La «Trans Am Bike Race» è un evento ultracycling in modalità no-stop: i partecipanti devono affrontare il percorso in autosufficienza :non esiste un tempo massimo  ed  il tempo considerato è quello totale: il tempo pedalato e quello delle logiche soste per il sonno e per tutte le esigenze alle quali il ciclista deve far fronte autonomamente. Ogni forma di assistenza esterna è vietata e punita dal regolamento. Alberto Vaghi, che a seconda delle temperature ha pedalato di giorno o di notte, ha dormito qualche volta in motel o negli uffici postali (che negli States sono sempre aperti), ma anche sulle panchine lungo le strade, in caso di necessità. A «pisolini» di tre o quattro ore alla volta, non di più. E negli ultimi due giorni, «proprio perchè non vedevo l’ora di arrivare», si è fatto tutta una tirata per raggiungere il traguardo. Una prova durissima anche per il fisico: venticinque giorni di fila a mangiare hamburger e cibo americano («La pasta asciutta mi è mancata tantissimo», confessa).

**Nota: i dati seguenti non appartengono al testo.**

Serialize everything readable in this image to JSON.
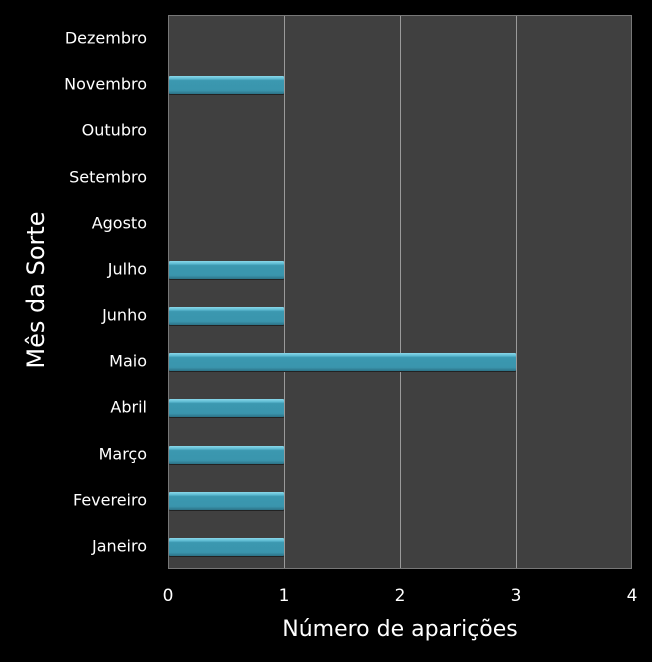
{
  "chart_data": {
    "type": "bar",
    "orientation": "horizontal",
    "title": "",
    "xlabel": "Número de aparições",
    "ylabel": "Mês da Sorte",
    "categories": [
      "Janeiro",
      "Fevereiro",
      "Março",
      "Abril",
      "Maio",
      "Junho",
      "Julho",
      "Agosto",
      "Setembro",
      "Outubro",
      "Novembro",
      "Dezembro"
    ],
    "values": [
      1,
      1,
      1,
      1,
      3,
      1,
      1,
      0,
      0,
      0,
      1,
      0
    ],
    "xlim": [
      0,
      4
    ],
    "xticks": [
      "0",
      "1",
      "2",
      "3",
      "4"
    ],
    "grid": true,
    "legend": null,
    "colors": {
      "bar": "#3a95ad",
      "plot_bg": "#404040",
      "page_bg": "#000000",
      "grid": "#9a9a9a",
      "text": "#ffffff"
    }
  }
}
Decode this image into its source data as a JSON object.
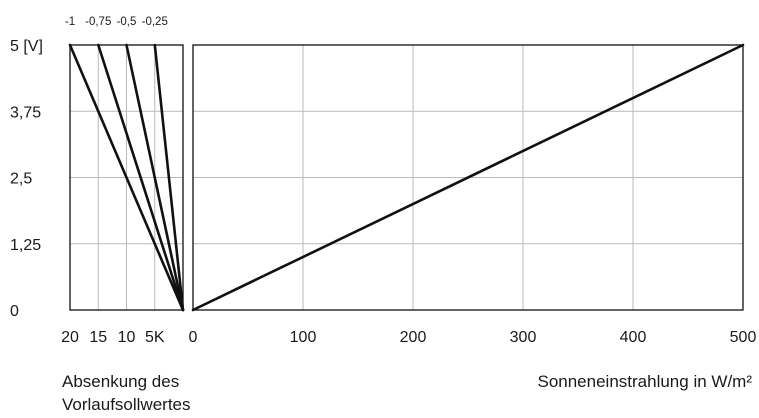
{
  "chart_data": [
    {
      "type": "line",
      "xlabel": [
        "Absenkung des",
        "Vorlaufsollwertes"
      ],
      "ylabel": "",
      "x_tick_labels": [
        "20",
        "15",
        "10",
        "5K"
      ],
      "x_ticks": [
        20,
        15,
        10,
        5
      ],
      "xlim": [
        20,
        0
      ],
      "ylim": [
        0,
        5
      ],
      "y_tick_labels": [
        "5  [V]",
        "3,75",
        "2,5",
        "1,25",
        "0"
      ],
      "y_ticks": [
        5,
        3.75,
        2.5,
        1.25,
        0
      ],
      "top_labels": [
        "-1",
        "-0,75",
        "-0,5",
        "-0,25"
      ],
      "top_label_x": [
        20,
        15,
        10,
        5
      ],
      "grid": true,
      "series": [
        {
          "points": [
            [
              20,
              5
            ],
            [
              0,
              0
            ]
          ]
        },
        {
          "points": [
            [
              15,
              5
            ],
            [
              0,
              0
            ]
          ]
        },
        {
          "points": [
            [
              10,
              5
            ],
            [
              0,
              0
            ]
          ]
        },
        {
          "points": [
            [
              5,
              5
            ],
            [
              0,
              0
            ]
          ]
        }
      ]
    },
    {
      "type": "line",
      "xlabel": "Sonneneinstrahlung in W/m²",
      "ylabel": "",
      "x_tick_labels": [
        "0",
        "100",
        "200",
        "300",
        "400",
        "500"
      ],
      "x_ticks": [
        0,
        100,
        200,
        300,
        400,
        500
      ],
      "xlim": [
        0,
        500
      ],
      "ylim": [
        0,
        5
      ],
      "grid": true,
      "series": [
        {
          "points": [
            [
              0,
              0
            ],
            [
              500,
              5
            ]
          ]
        }
      ]
    }
  ]
}
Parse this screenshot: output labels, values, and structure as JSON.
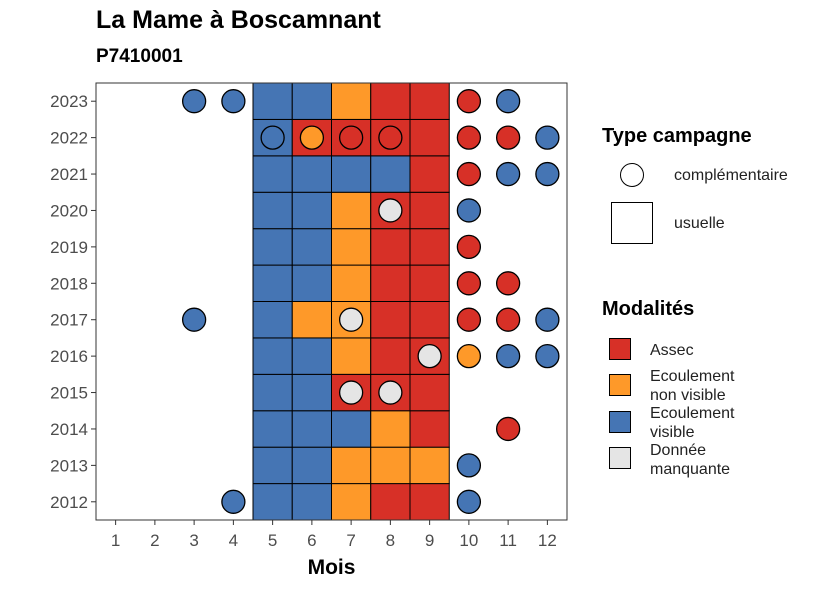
{
  "header": {
    "title": "La Mame à Boscamnant",
    "subtitle": "P7410001"
  },
  "chart_data": {
    "type": "heatmap",
    "xlabel": "Mois",
    "ylabel": "",
    "x_ticks": [
      "1",
      "2",
      "3",
      "4",
      "5",
      "6",
      "7",
      "8",
      "9",
      "10",
      "11",
      "12"
    ],
    "y_ticks": [
      "2012",
      "2013",
      "2014",
      "2015",
      "2016",
      "2017",
      "2018",
      "2019",
      "2020",
      "2021",
      "2022",
      "2023"
    ],
    "colors": {
      "Assec": "#d73027",
      "Ecoulement non visible": "#fe9929",
      "Ecoulement visible": "#4575b4",
      "Donnée manquante": "#e5e5e5"
    },
    "usuelle": [
      {
        "year": 2012,
        "months": [
          "Ecoulement visible",
          "Ecoulement visible",
          "Ecoulement non visible",
          "Assec",
          "Assec"
        ]
      },
      {
        "year": 2013,
        "months": [
          "Ecoulement visible",
          "Ecoulement visible",
          "Ecoulement non visible",
          "Ecoulement non visible",
          "Ecoulement non visible"
        ]
      },
      {
        "year": 2014,
        "months": [
          "Ecoulement visible",
          "Ecoulement visible",
          "Ecoulement visible",
          "Ecoulement non visible",
          "Assec"
        ]
      },
      {
        "year": 2015,
        "months": [
          "Ecoulement visible",
          "Ecoulement visible",
          "Assec",
          "Assec",
          "Assec"
        ]
      },
      {
        "year": 2016,
        "months": [
          "Ecoulement visible",
          "Ecoulement visible",
          "Ecoulement non visible",
          "Assec",
          "Assec"
        ]
      },
      {
        "year": 2017,
        "months": [
          "Ecoulement visible",
          "Ecoulement non visible",
          "Ecoulement non visible",
          "Assec",
          "Assec"
        ]
      },
      {
        "year": 2018,
        "months": [
          "Ecoulement visible",
          "Ecoulement visible",
          "Ecoulement non visible",
          "Assec",
          "Assec"
        ]
      },
      {
        "year": 2019,
        "months": [
          "Ecoulement visible",
          "Ecoulement visible",
          "Ecoulement non visible",
          "Assec",
          "Assec"
        ]
      },
      {
        "year": 2020,
        "months": [
          "Ecoulement visible",
          "Ecoulement visible",
          "Ecoulement non visible",
          "Assec",
          "Assec"
        ]
      },
      {
        "year": 2021,
        "months": [
          "Ecoulement visible",
          "Ecoulement visible",
          "Ecoulement visible",
          "Ecoulement visible",
          "Assec"
        ]
      },
      {
        "year": 2022,
        "months": [
          "Ecoulement visible",
          "Assec",
          "Assec",
          "Assec",
          "Assec"
        ]
      },
      {
        "year": 2023,
        "months": [
          "Ecoulement visible",
          "Ecoulement visible",
          "Ecoulement non visible",
          "Assec",
          "Assec"
        ]
      }
    ],
    "usuelle_month_start": 5,
    "complementaire": [
      {
        "year": 2023,
        "month": 3,
        "value": "Ecoulement visible"
      },
      {
        "year": 2023,
        "month": 4,
        "value": "Ecoulement visible"
      },
      {
        "year": 2023,
        "month": 10,
        "value": "Assec"
      },
      {
        "year": 2023,
        "month": 11,
        "value": "Ecoulement visible"
      },
      {
        "year": 2022,
        "month": 5,
        "value": "Ecoulement visible"
      },
      {
        "year": 2022,
        "month": 6,
        "value": "Ecoulement non visible"
      },
      {
        "year": 2022,
        "month": 7,
        "value": "Assec"
      },
      {
        "year": 2022,
        "month": 8,
        "value": "Assec"
      },
      {
        "year": 2022,
        "month": 10,
        "value": "Assec"
      },
      {
        "year": 2022,
        "month": 11,
        "value": "Assec"
      },
      {
        "year": 2022,
        "month": 12,
        "value": "Ecoulement visible"
      },
      {
        "year": 2021,
        "month": 10,
        "value": "Assec"
      },
      {
        "year": 2021,
        "month": 11,
        "value": "Ecoulement visible"
      },
      {
        "year": 2021,
        "month": 12,
        "value": "Ecoulement visible"
      },
      {
        "year": 2020,
        "month": 8,
        "value": "Donnée manquante"
      },
      {
        "year": 2020,
        "month": 10,
        "value": "Ecoulement visible"
      },
      {
        "year": 2019,
        "month": 10,
        "value": "Assec"
      },
      {
        "year": 2018,
        "month": 10,
        "value": "Assec"
      },
      {
        "year": 2018,
        "month": 11,
        "value": "Assec"
      },
      {
        "year": 2017,
        "month": 3,
        "value": "Ecoulement visible"
      },
      {
        "year": 2017,
        "month": 7,
        "value": "Donnée manquante"
      },
      {
        "year": 2017,
        "month": 10,
        "value": "Assec"
      },
      {
        "year": 2017,
        "month": 11,
        "value": "Assec"
      },
      {
        "year": 2017,
        "month": 12,
        "value": "Ecoulement visible"
      },
      {
        "year": 2016,
        "month": 9,
        "value": "Donnée manquante"
      },
      {
        "year": 2016,
        "month": 10,
        "value": "Ecoulement non visible"
      },
      {
        "year": 2016,
        "month": 11,
        "value": "Ecoulement visible"
      },
      {
        "year": 2016,
        "month": 12,
        "value": "Ecoulement visible"
      },
      {
        "year": 2015,
        "month": 7,
        "value": "Donnée manquante"
      },
      {
        "year": 2015,
        "month": 8,
        "value": "Donnée manquante"
      },
      {
        "year": 2014,
        "month": 11,
        "value": "Assec"
      },
      {
        "year": 2013,
        "month": 10,
        "value": "Ecoulement visible"
      },
      {
        "year": 2012,
        "month": 4,
        "value": "Ecoulement visible"
      },
      {
        "year": 2012,
        "month": 10,
        "value": "Ecoulement visible"
      }
    ],
    "legend": {
      "campaign_title": "Type campagne",
      "campaign_items": [
        "complémentaire",
        "usuelle"
      ],
      "modalites_title": "Modalités",
      "modalites_items": [
        {
          "label": "Assec",
          "color": "#d73027"
        },
        {
          "label": "Ecoulement non visible",
          "color": "#fe9929"
        },
        {
          "label": "Ecoulement visible",
          "color": "#4575b4"
        },
        {
          "label": "Donnée manquante",
          "color": "#e5e5e5"
        }
      ],
      "placement": "right"
    }
  }
}
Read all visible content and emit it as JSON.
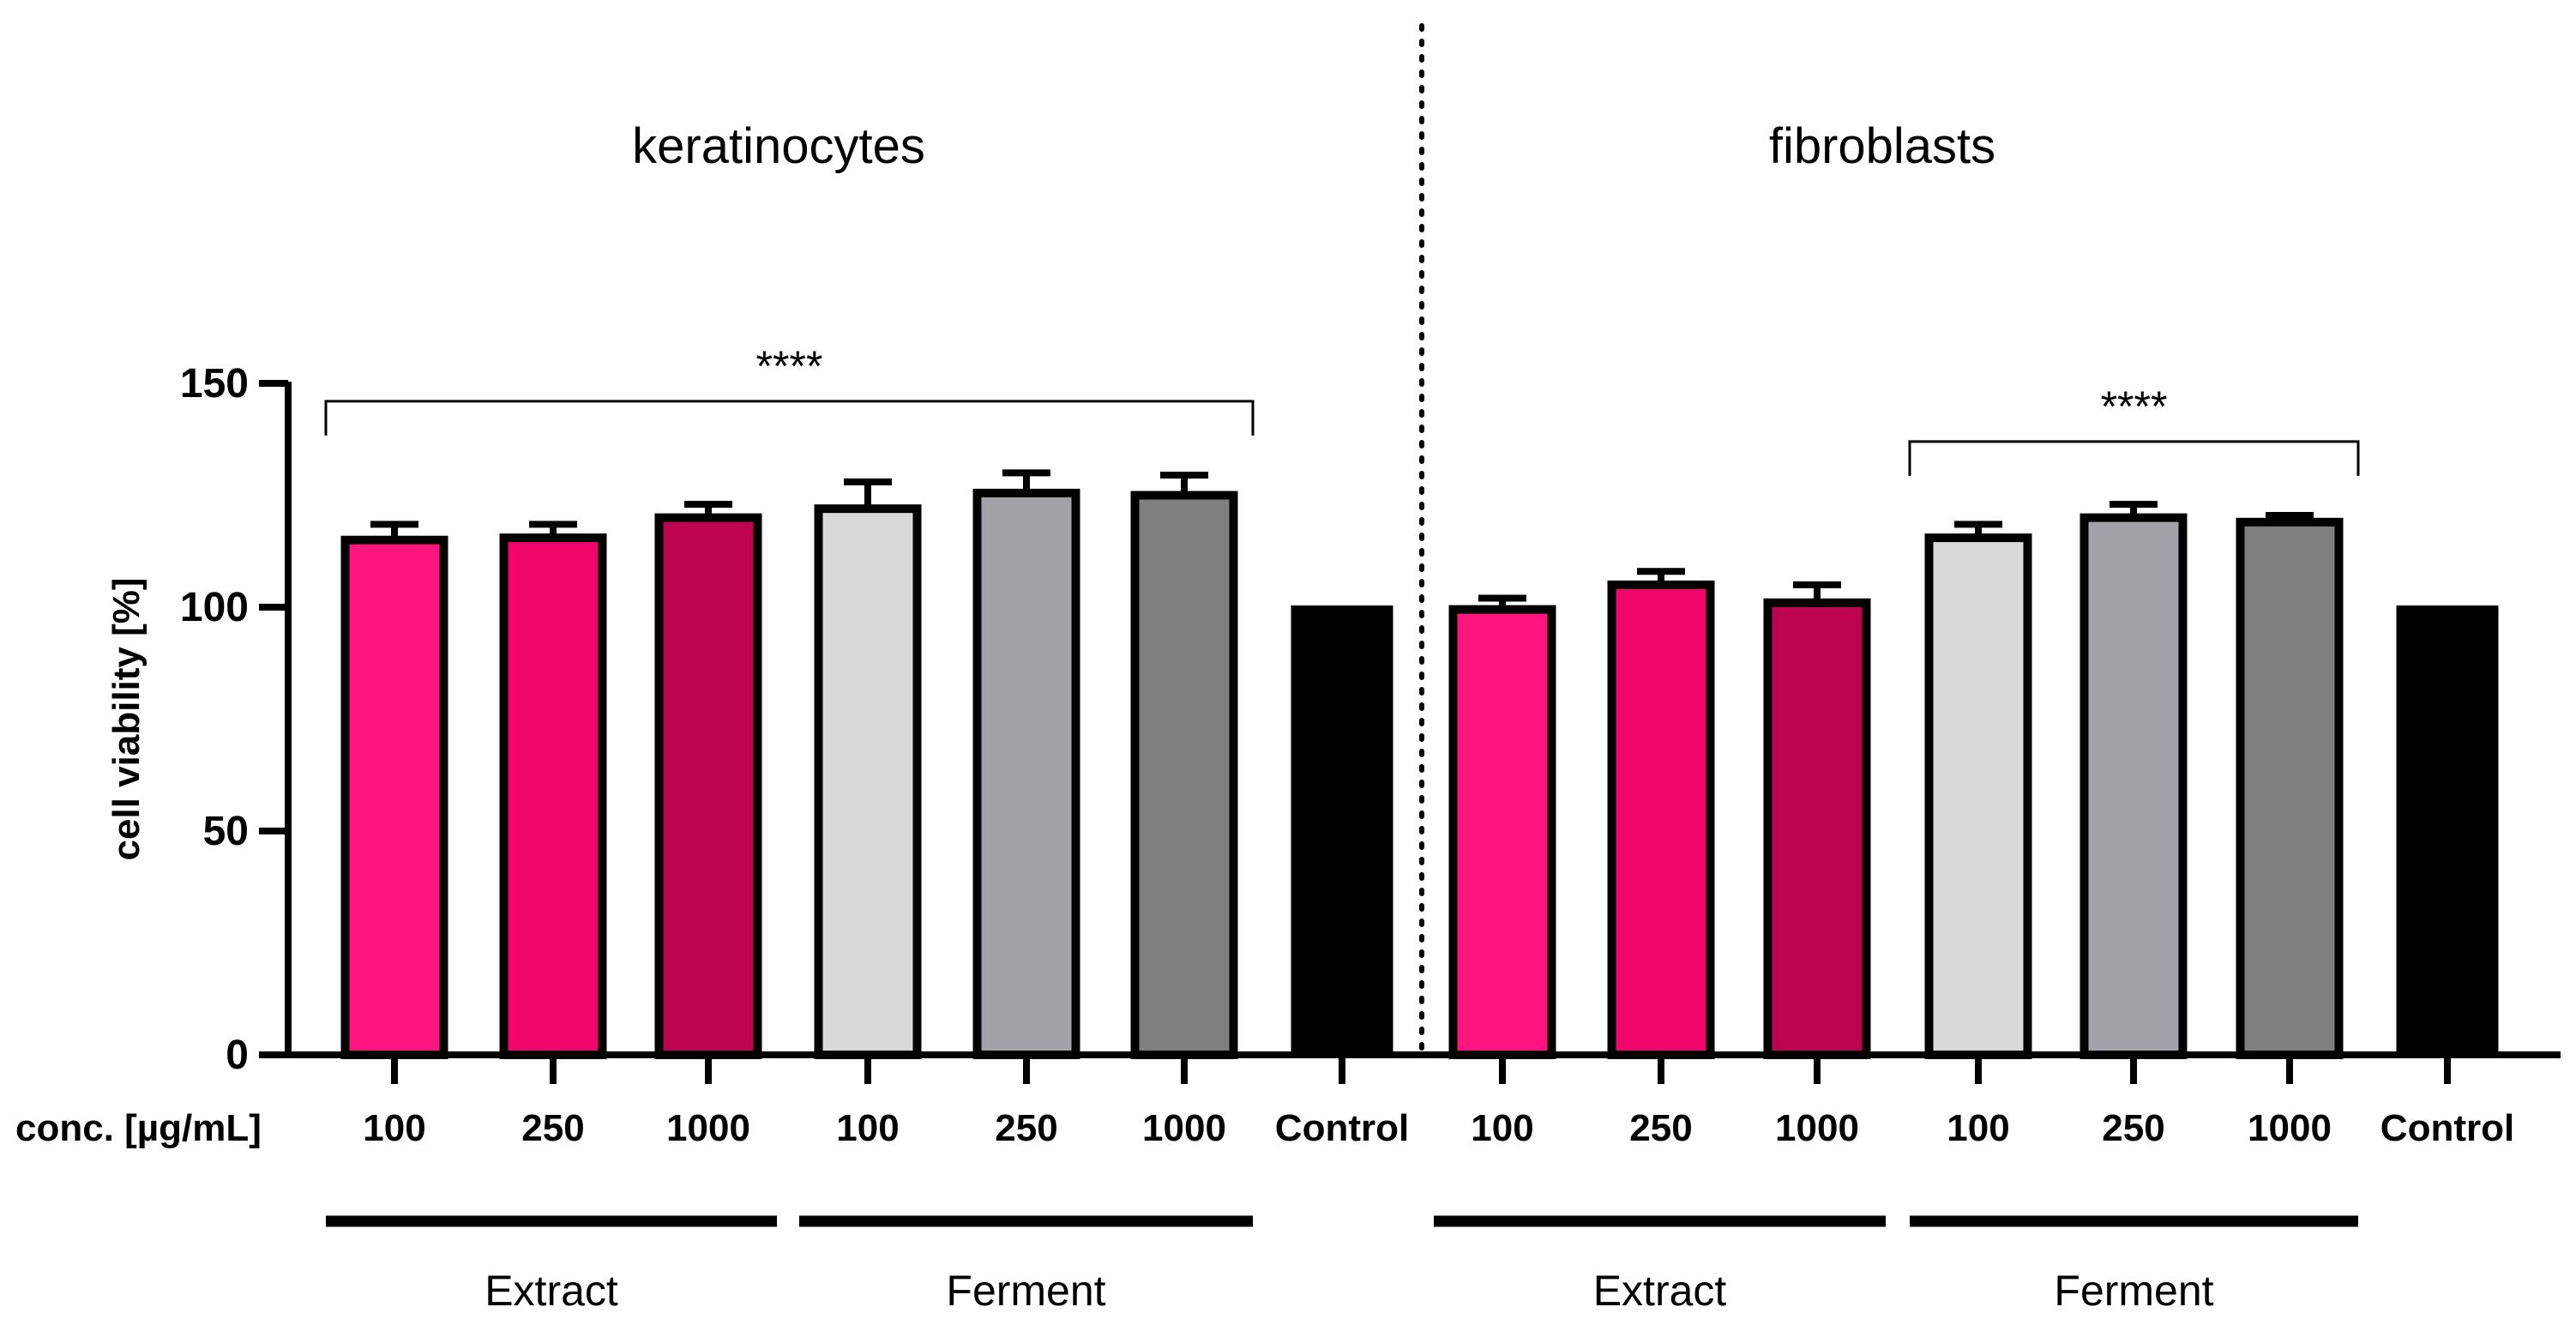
{
  "chart_data": {
    "type": "bar",
    "ylabel": "cell viability [%]",
    "xlabel_row": "conc. [µg/mL]",
    "ylim": [
      0,
      150
    ],
    "yticks": [
      0,
      50,
      100,
      150
    ],
    "panels": [
      {
        "title": "keratinocytes",
        "categories": [
          "100",
          "250",
          "1000",
          "100",
          "250",
          "1000",
          "Control"
        ],
        "groups": [
          {
            "name": "Extract",
            "start": 0,
            "end": 2
          },
          {
            "name": "Ferment",
            "start": 3,
            "end": 5
          }
        ],
        "values": [
          115,
          115.5,
          120,
          122,
          125.5,
          125,
          100
        ],
        "errors": [
          3.5,
          3,
          3,
          6,
          4.5,
          4.5,
          0
        ],
        "colors": [
          "#ff1480",
          "#f0066a",
          "#bc044e",
          "#d9d9d9",
          "#a3a2a8",
          "#7f7f7f",
          "#000000"
        ],
        "significance": {
          "label": "****",
          "from": 0,
          "to": 5,
          "level": 146
        }
      },
      {
        "title": "fibroblasts",
        "categories": [
          "100",
          "250",
          "1000",
          "100",
          "250",
          "1000",
          "Control"
        ],
        "groups": [
          {
            "name": "Extract",
            "start": 0,
            "end": 2
          },
          {
            "name": "Ferment",
            "start": 3,
            "end": 5
          }
        ],
        "values": [
          99.5,
          105,
          101,
          115.5,
          120,
          119,
          100
        ],
        "errors": [
          2.5,
          3,
          4,
          3,
          3,
          1.5,
          0
        ],
        "colors": [
          "#ff1480",
          "#f0066a",
          "#bc044e",
          "#d9d9d9",
          "#a3a2a8",
          "#7f7f7f",
          "#000000"
        ],
        "significance": {
          "label": "****",
          "from": 3,
          "to": 5,
          "level": 137
        }
      }
    ]
  }
}
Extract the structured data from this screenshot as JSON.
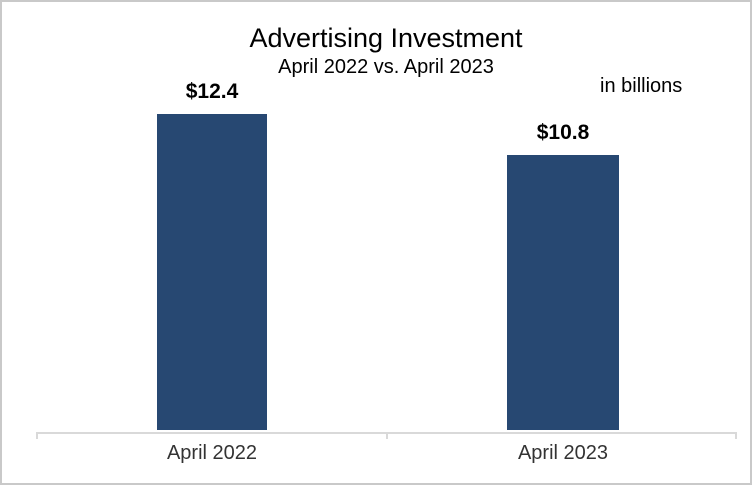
{
  "window": {
    "background": "#ffffff",
    "frame_border_color": "#c9c9c9"
  },
  "chart_data": {
    "type": "bar",
    "title": "Advertising Investment",
    "subtitle": "April 2022 vs. April 2023",
    "unit_note": "in billions",
    "categories": [
      "April 2022",
      "April 2023"
    ],
    "values": [
      12.4,
      10.8
    ],
    "value_labels": [
      "$12.4",
      "$10.8"
    ],
    "series_name": "Advertising Investment",
    "xlabel": "",
    "ylabel": "",
    "ylim": [
      0,
      12.4
    ],
    "grid": false,
    "legend": false,
    "value_axis_hidden": true,
    "bar_color": "#274872",
    "axis_color": "#d9d9d9"
  }
}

«Fisicamente devi essere allenato, ovviamente – racconta il 59enne di Rivarolo – però contano  molto di più convinzione e determinazione. Sono tantissimi i momenti di totale sconforto che si vivono nel corso di una traversata di questo tipo. Momenti durissimi dai quali nemmeno tu, a volte, sai come uscirne. Sono indispensabili determinazione e convinzione e la capacità di adattare la propria andatura alle forze disponibili ed alle condizioni ambientali e trovare la soluzione per tutti gli eventuali imprevisti che immancabilmente arrivano.   Solo con una grande voglia e determinazione si riesce a farcela. Un sali-scendi di emozioni che, per forza di cose, mette a durissima prova i ciclisti: «Nei momenti difficili cerchi soprattutto di pensare al perchè sei lì e devi trovare la forza dentro te stesso. C’è stata una sera, ad esempio, mentre stavo scendendo dai 3500 metri di un passo, che, a causa del vento, non riuscivo proprio ad andare avanti. Viaggiavo pianissimo anche in discesa. E’ arrivato un forte temporale con pioggia e grandine e io dovevo ancora percorrere 70 chilometri per arrivare alla prima città perché negli Stati Uniti le distanze si moltiplicano e i centri abitati distano tra loro distanze enormi. In quei momenti è stata proprio dura: non c’erano vie di fuga e potevo solo andare avanti per la mia strada. Ho trovato la forza proprio ripensando a tutto il percorso che avevo fatto per arrivare fin lì».

Una dedica particolare? «Un po’ egoistica: a me stesso. Mi ero iscritto nel 2020 ma è arrivato il Covid. L’anno scorso sono stato costretto al ritiro. Quest’anno mi sono detto: è l’ultima possibilità. E ce l’ho fatta». Un premio alla tenacia e alla determinazione, assolutamente meritato.